Miller: It might make this year. We can't make any sort of official announcement. We're pushing for this year. Frankly, I think we're going to miss it by just a by a few months, but it's definitely an internal push.
Webster: That's good to hear.
Miller clearly said Duke "might make this year," a sentiment that was reflected in the DBJ's updated story (an update that Miller probably didn't see before his "lying b*****d" remark). There was nothing anywhere near a confirmation of anything, so DBJ was right to update the story. An "internal push" in Duke Nukem's case could put the game on shelves sometime between this holiday and the advent of cyborg butlers.
And could we expect anything else than vagueness regarding Duke Nukem Forever's release date? This is a game that's been in development in some shape or form since 1997, and 3D Realms is known as one of those "when it's done, it's done" game makers.
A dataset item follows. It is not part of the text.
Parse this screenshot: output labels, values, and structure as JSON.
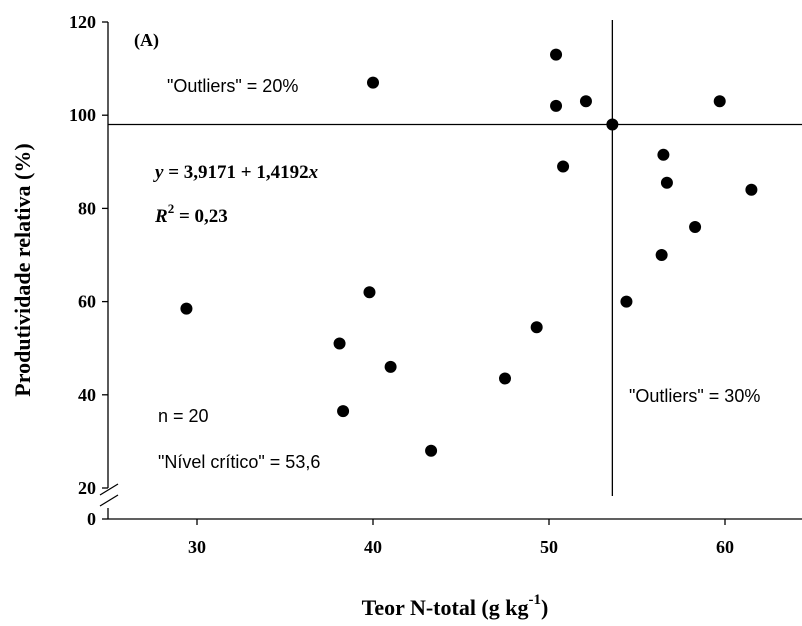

The DBJ plans to run a print story this Friday on the North Texas videogames industry, including Webster's full report on 3D Realms and Duke Nukem Forever. Editor-in-chief Kevin Bumgarner will be examining the Duke Nukem reporting fiasco in his weekly column.
Next-Gen expects to receive a scan of the DBJ piece this week.
Our insightful conclusion? We still have no damn clue when Duke Nukem Forever is coming out.